Women are not being treated “appropriately” when it comes to gynaecological health, with some facing a lack of dignity and respect, or difficulty getting information and referrals, according to MPs.
Patients with problems, such as fibroids and endometriosis, said they had trouble getting their GPs to take their problems seriously and that it was a “battle” to get an appointment with a specialist.
“I was shocked by some of the stories we heard”
Some told MPs on the All-Party Parliamentary Group on Women’s Health they felt they were not always believed and there was an implication that “it was all in my head”.
In response, the Royal College of Nursing said clinical nurse specialists were in a “prime position” to provide care for such patients and it was vital they received the necessary training and recognition.

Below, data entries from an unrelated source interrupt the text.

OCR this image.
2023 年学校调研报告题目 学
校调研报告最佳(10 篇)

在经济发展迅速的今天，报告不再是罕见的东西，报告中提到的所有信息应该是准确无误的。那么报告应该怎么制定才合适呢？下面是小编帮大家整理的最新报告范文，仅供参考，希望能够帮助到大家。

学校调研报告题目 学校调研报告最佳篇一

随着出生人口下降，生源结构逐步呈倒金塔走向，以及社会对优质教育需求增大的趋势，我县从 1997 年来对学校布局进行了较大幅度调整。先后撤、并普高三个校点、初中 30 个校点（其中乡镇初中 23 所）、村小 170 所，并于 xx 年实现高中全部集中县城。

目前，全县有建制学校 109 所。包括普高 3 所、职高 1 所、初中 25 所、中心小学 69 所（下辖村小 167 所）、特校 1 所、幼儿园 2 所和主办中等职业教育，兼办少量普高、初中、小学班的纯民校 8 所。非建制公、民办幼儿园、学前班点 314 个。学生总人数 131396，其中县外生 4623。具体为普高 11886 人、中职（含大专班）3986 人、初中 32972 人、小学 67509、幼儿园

The MPs’ report – titled Informed Choice? Giving women control of their healthcare – was based on a survey of over 2,600 women with fibroids or endometriosis, and found 42% of respondents said that they were not treated with dignity and respect.
In addition, 62% of women said they were not satisfied with the information that they received about treatment options for fibroids and endometriosis.

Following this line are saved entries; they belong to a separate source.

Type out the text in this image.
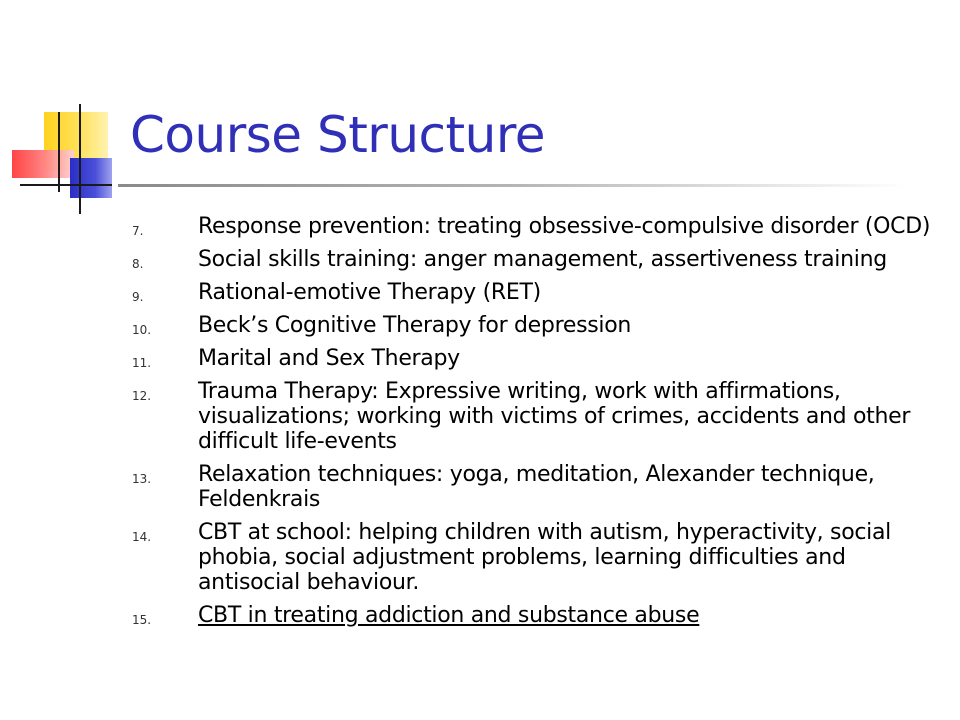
Course Structure
7.	Response prevention: treating obsessive-compulsive disorder (OCD)
8.	Social skills training: anger management, assertiveness training
9.	Rational-emotive Therapy (RET)
10.	Beck’s Cognitive Therapy for depression
11.	Marital and Sex Therapy
12.	Trauma Therapy: Expressive writing, work with affirmations, visualizations; working with victims of crimes, accidents and other difficult life-events
13.	Relaxation techniques: yoga, meditation, Alexander technique, Feldenkrais
14.	CBT at school: helping children with autism, hyperactivity, social phobia, social adjustment problems, learning difficulties and antisocial behaviour.
15.	CBT in treating addiction and substance abuse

“Clinical nurse specialists are in a prime position to provide high level individualised care”
Meanwhile, nearly 50% of women with fibroids and endometriosis reported that they were not told about the short-term or long-term complications from their treatment.
The MPs said other findings suggested that “basic” standards of care were “all too rare”.
For example, 40% of women with endometriosis needed 10 GP appointments or more before being referred, 39% sought a second opinion and 67% got most of their information from the internet.
Among trusts, only 16% provided women with written information about heavy menstrual bleeding and pelvic pain, while 86% could not provide information on how many diagnostic tests were needed to diagnose endometriosis and fibroids.
The MPs suggested that “some simple changes” and a “shift in the way that the NHS thinks about women’s gynaecological health” could result in a “vast difference” to the lives of millions of women.
The report called for women to be offered written information on gynaecological issues with a full range of information about the condition and what their options are.
For example, the same generic leaflets, endorsed by relevant clinical bodies and patient groups, should be made available at all centres, trusts and gynaecology clinics.
“These are both conditions that GPs and our teams are aware of and take seriously”
GPs, secondary care clinicians and nurses should also “provide or signpost” women to high quality information and resources about endometriosis and fibroids, their impact and treatment options.
There should also be an endorsed best practice pathway, so patients were streamlined more quickly into the right care – reducing unplanned admissions and ensuring better access to all treatments.
Paula Sherriff, chair of the group and Labour MP for Dewsbury in West Yorkshire, said she was “shocked by some of the stories” that she heard during the investigation for the report.
“The statistics in this report show that women are all too often dismissed by healthcare professionals when discussing their symptoms and choices,” she said. “The fact that almost 50% of women did not feel that they were treated with dignity and respect is appalling.”
She added: “The fact that women feel the need to seek further advice and they are not satisfied with the information that professionals give them shows that more needs to be done to empower women so they can make these choices. Women should be given the full range of information, in a written format, so they are able to make an informed choice.”
Women facing ‘barriers’ to gynaecological healthcare
Carmel Bagness, RCN professional lead for midwifery and women’s health, said: “This report shows the critical need to raise awareness of menstrual health problems across the country – among women and within the health service itself.
“It’s time debilitating conditions like endometriosis were taken seriously,” she said. “Every woman should be treated with respect, whatever their condition, and enabled to receive the best care possible.
“We urgently need to change how these conditions are viewed. All healthcare staff need to be fully prepared to support women and empower them to manage their conditions by providing all the information available,” said Ms Bagness.
She added: “Clinical nurse specialists are in a prime position to provide high level individualised care. It is vital that they receive the training and the recognition they need to enhance this area of care, so that all women get the treatment they need and deserve.”
helen stokes lampard blog image
Responding to the report, Professor Helen Stokes-Lampard, chair of the Royal College of GPs, said: “We know that both endometriosis and fibroids can cause women considerable pain and distress, and these are both conditions that GPs and our teams are aware of and take seriously.
She added: “It is regrettable that so many women in this paper have reported a negative experience in obtaining a diagnosis – but the sample is small, and the report itself recognises that it is unlikely to be representative of all women’s experiences. Nevertheless, all of our patients should be treated with dignity and respect.
“The college has recognised women’s health as a clinical priority over the next 12 months and will shortly embark on a programme of work to develop resources to support GPs and our teams in the identification and treatment of women’s health issues,” she said.